Glaucoma Treatment Options in Beaumont, Texas

If you're searching for Glaucoma treatment in Beaumont, participating in a clinical research study may provide access to innovative approaches under expert medical supervision. This study is actively recruiting participants in Beaumont and surrounding areas.

Clinical trials offer participants the opportunity to receive cutting-edge treatments while contributing to medical research that may help future patients with Glaucoma.
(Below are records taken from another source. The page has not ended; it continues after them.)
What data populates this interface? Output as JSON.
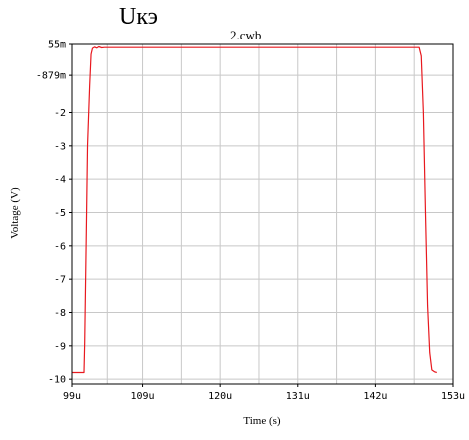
{
  "heading": "Uкэ",
  "file_label": "2.cwb",
  "chart_data": {
    "type": "line",
    "xlabel": "Time (s)",
    "ylabel": "Voltage (V)",
    "x_ticks": [
      {
        "value": 99,
        "label": "99u"
      },
      {
        "value": 109,
        "label": "109u"
      },
      {
        "value": 120,
        "label": "120u"
      },
      {
        "value": 131,
        "label": "131u"
      },
      {
        "value": 142,
        "label": "142u"
      },
      {
        "value": 153,
        "label": "153u"
      }
    ],
    "x_minor_grid": [
      104,
      114.5,
      125.5,
      136.5,
      147.5
    ],
    "y_ticks": [
      {
        "value": 0.055,
        "label": "55m"
      },
      {
        "value": -0.879,
        "label": "-879m"
      },
      {
        "value": -2,
        "label": "-2"
      },
      {
        "value": -3,
        "label": "-3"
      },
      {
        "value": -4,
        "label": "-4"
      },
      {
        "value": -5,
        "label": "-5"
      },
      {
        "value": -6,
        "label": "-6"
      },
      {
        "value": -7,
        "label": "-7"
      },
      {
        "value": -8,
        "label": "-8"
      },
      {
        "value": -9,
        "label": "-9"
      },
      {
        "value": -10,
        "label": "-10"
      }
    ],
    "xlim": [
      99,
      153
    ],
    "ylim": [
      -10.145,
      0.055
    ],
    "grid": true,
    "series": [
      {
        "color": "#e8191f",
        "points": [
          [
            99.0,
            -9.8
          ],
          [
            100.7,
            -9.8
          ],
          [
            100.8,
            -8.9
          ],
          [
            101.0,
            -6.0
          ],
          [
            101.2,
            -3.0
          ],
          [
            101.5,
            -1.2
          ],
          [
            101.7,
            -0.25
          ],
          [
            101.9,
            -0.07
          ],
          [
            102.2,
            -0.03
          ],
          [
            102.5,
            -0.06
          ],
          [
            102.8,
            -0.02
          ],
          [
            103.2,
            -0.05
          ],
          [
            103.6,
            -0.04
          ],
          [
            104.0,
            -0.04
          ],
          [
            148.2,
            -0.04
          ],
          [
            148.5,
            -0.3
          ],
          [
            148.8,
            -2.0
          ],
          [
            149.1,
            -5.0
          ],
          [
            149.4,
            -7.8
          ],
          [
            149.7,
            -9.2
          ],
          [
            150.0,
            -9.72
          ],
          [
            150.4,
            -9.78
          ],
          [
            150.7,
            -9.8
          ]
        ]
      }
    ]
  }
}
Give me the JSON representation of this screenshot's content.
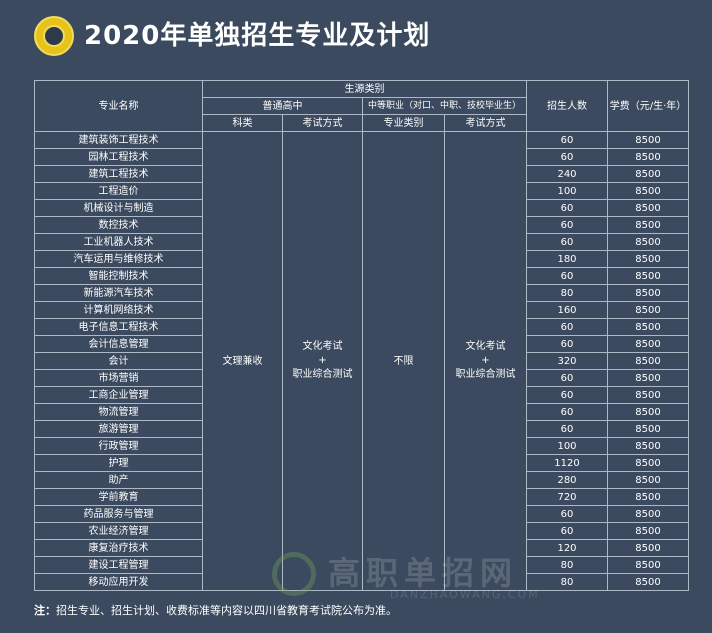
{
  "title": "2020年单独招生专业及计划",
  "headers": {
    "major": "专业名称",
    "source_type": "生源类别",
    "general_hs": "普通高中",
    "vocational": "中等职业（对口、中职、技校毕业生）",
    "subject": "科类",
    "exam_method": "考试方式",
    "major_category": "专业类别",
    "exam_method2": "考试方式",
    "enrollment": "招生人数",
    "tuition": "学费（元/生·年）"
  },
  "merged": {
    "subject_value": "文理兼收",
    "exam_line1": "文化考试",
    "exam_plus": "+",
    "exam_line2": "职业综合测试",
    "category_value": "不限"
  },
  "rows": [
    {
      "name": "建筑装饰工程技术",
      "count": "60",
      "fee": "8500"
    },
    {
      "name": "园林工程技术",
      "count": "60",
      "fee": "8500"
    },
    {
      "name": "建筑工程技术",
      "count": "240",
      "fee": "8500"
    },
    {
      "name": "工程造价",
      "count": "100",
      "fee": "8500"
    },
    {
      "name": "机械设计与制造",
      "count": "60",
      "fee": "8500"
    },
    {
      "name": "数控技术",
      "count": "60",
      "fee": "8500"
    },
    {
      "name": "工业机器人技术",
      "count": "60",
      "fee": "8500"
    },
    {
      "name": "汽车运用与维修技术",
      "count": "180",
      "fee": "8500"
    },
    {
      "name": "智能控制技术",
      "count": "60",
      "fee": "8500"
    },
    {
      "name": "新能源汽车技术",
      "count": "80",
      "fee": "8500"
    },
    {
      "name": "计算机网络技术",
      "count": "160",
      "fee": "8500"
    },
    {
      "name": "电子信息工程技术",
      "count": "60",
      "fee": "8500"
    },
    {
      "name": "会计信息管理",
      "count": "60",
      "fee": "8500"
    },
    {
      "name": "会计",
      "count": "320",
      "fee": "8500"
    },
    {
      "name": "市场营销",
      "count": "60",
      "fee": "8500"
    },
    {
      "name": "工商企业管理",
      "count": "60",
      "fee": "8500"
    },
    {
      "name": "物流管理",
      "count": "60",
      "fee": "8500"
    },
    {
      "name": "旅游管理",
      "count": "60",
      "fee": "8500"
    },
    {
      "name": "行政管理",
      "count": "100",
      "fee": "8500"
    },
    {
      "name": "护理",
      "count": "1120",
      "fee": "8500"
    },
    {
      "name": "助产",
      "count": "280",
      "fee": "8500"
    },
    {
      "name": "学前教育",
      "count": "720",
      "fee": "8500"
    },
    {
      "name": "药品服务与管理",
      "count": "60",
      "fee": "8500"
    },
    {
      "name": "农业经济管理",
      "count": "60",
      "fee": "8500"
    },
    {
      "name": "康复治疗技术",
      "count": "120",
      "fee": "8500"
    },
    {
      "name": "建设工程管理",
      "count": "80",
      "fee": "8500"
    },
    {
      "name": "移动应用开发",
      "count": "80",
      "fee": "8500"
    }
  ],
  "note": {
    "label": "注：",
    "text": "招生专业、招生计划、收费标准等内容以四川省教育考试院公布为准。"
  },
  "watermark": {
    "text": "高职单招网",
    "sub": "DANZHAOWANG.COM"
  }
}
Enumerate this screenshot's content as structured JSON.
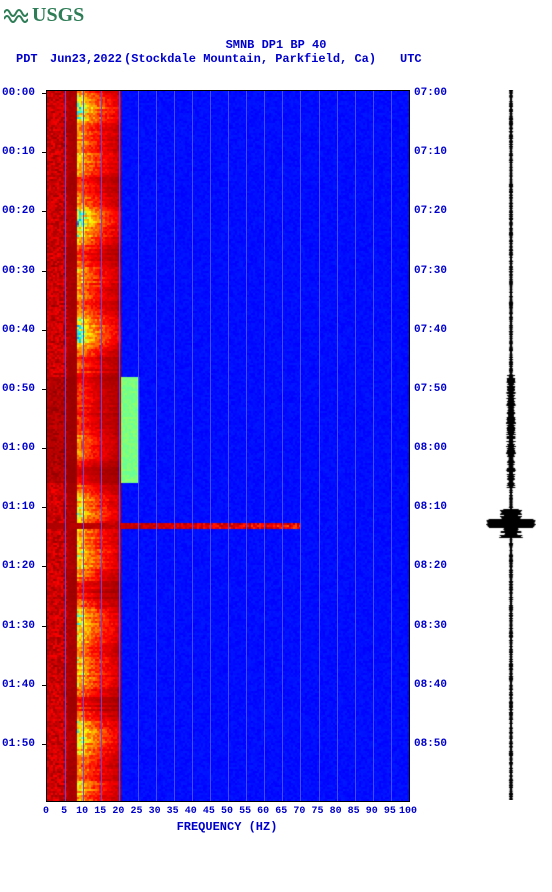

All study-related care is provided at no cost to participants.

Local Sites
1 locations in Texas
Now Enrolling
Up to 36 participants
Quick Start
Screening available now

Why Consider a Clinical Trial for Glaucoma?

Potential Benefits

  • Access to new treatment approaches before public availability
  • Close monitoring by experienced medical professionals
  • Study-related care provided at no cost
  • Contribute to medical research for Glaucoma

What to Expect

  • Initial screening to determine eligibility
  • Regular check-ups and monitoring visits
  • Possible compensation for time and travel
  • You can withdraw at any time

Frequently Asked Questions About This Glaucoma Study

Important Clinical Trial Information

This information is provided for educational purposes and does not constitute medical advice. Clinical trial participation involves potential risks and benefits. Eligibility requirements apply and will be assessed during the screening process.

Study identifier: NCT07465913. For complete study details, visit ClinicalTrials.gov. Always consult with your healthcare provider before making decisions about your medical care or participating in clinical research.